Die Einstufung eines Systems in eine dieser beiden Klassen
hängt demnach von dem Wissen über das System selbst und
seine Spezifikation, also von dem jeweiligen Beobachter, ab. Das
Verhalten wird hierbei immer im Kontext der Spezifikation
eingestuft. Die dabei einfließende Voraussetzung, daß
diese als Maßstab herangezogene Spezifikation selbst
korrekt, vollständig und angemessen ist, ist mit Sicherheit
nicht in jedem Fall erfüllt. Da die Einstufung des
Systemverhaltens von dem subjektiven Wissen des Beobachters
abhängt, muß dabei berücksichtigt werden,
daß dies unvollständig oder fehlerhaft sein kann.

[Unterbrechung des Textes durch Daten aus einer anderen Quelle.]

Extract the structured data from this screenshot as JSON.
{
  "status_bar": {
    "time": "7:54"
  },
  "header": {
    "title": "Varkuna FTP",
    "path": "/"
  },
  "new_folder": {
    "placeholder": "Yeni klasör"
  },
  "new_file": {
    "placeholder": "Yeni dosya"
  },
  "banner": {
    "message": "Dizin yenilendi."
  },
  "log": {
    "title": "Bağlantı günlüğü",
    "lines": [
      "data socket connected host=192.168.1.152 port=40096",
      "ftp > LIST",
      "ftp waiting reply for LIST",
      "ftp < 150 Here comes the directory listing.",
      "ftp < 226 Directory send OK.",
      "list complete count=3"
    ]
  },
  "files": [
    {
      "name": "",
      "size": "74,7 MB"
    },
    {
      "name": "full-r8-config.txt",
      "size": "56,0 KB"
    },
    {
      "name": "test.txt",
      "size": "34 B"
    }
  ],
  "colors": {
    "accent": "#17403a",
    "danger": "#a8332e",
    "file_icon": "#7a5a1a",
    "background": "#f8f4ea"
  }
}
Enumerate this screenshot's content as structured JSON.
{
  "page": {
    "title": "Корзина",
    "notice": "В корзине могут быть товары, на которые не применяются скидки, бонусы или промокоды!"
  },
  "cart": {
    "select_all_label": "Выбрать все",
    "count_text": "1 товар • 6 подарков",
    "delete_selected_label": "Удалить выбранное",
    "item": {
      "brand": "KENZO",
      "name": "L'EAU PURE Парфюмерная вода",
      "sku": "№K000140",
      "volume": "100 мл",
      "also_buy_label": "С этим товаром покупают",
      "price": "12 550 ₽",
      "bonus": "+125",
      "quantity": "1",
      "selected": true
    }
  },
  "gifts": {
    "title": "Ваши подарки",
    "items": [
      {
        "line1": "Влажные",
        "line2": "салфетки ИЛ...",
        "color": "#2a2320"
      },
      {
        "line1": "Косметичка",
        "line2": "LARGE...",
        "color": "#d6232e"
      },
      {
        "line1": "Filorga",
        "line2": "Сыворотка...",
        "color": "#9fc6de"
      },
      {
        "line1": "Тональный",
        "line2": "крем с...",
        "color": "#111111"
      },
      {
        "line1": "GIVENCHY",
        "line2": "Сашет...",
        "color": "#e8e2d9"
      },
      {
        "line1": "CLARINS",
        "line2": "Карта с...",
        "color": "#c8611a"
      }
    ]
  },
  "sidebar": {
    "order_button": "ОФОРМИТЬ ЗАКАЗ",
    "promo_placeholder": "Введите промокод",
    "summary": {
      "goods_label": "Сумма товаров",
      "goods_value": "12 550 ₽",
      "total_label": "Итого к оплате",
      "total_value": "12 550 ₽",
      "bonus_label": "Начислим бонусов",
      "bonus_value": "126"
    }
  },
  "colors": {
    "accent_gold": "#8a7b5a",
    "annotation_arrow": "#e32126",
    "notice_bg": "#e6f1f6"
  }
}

Sofern in der Spezifikation Spielraum für die Interpretation
bestimmter Verhaltensweisen bleibt, entscheidet letztendlich die
subjektive Einschätzung des Beobachters über die
Einstufung. Die Kritik an diesen Umständen ändert
jedoch nichts an der Relevanz der getroffenen Unterscheidung.
Die im folgenden vorgestellte Einteilung richtet sich nach
Verhaltensformen, die als anomal angesehen werden. Diese
Einteilung ist nicht ganz unproblematisch, da z. B.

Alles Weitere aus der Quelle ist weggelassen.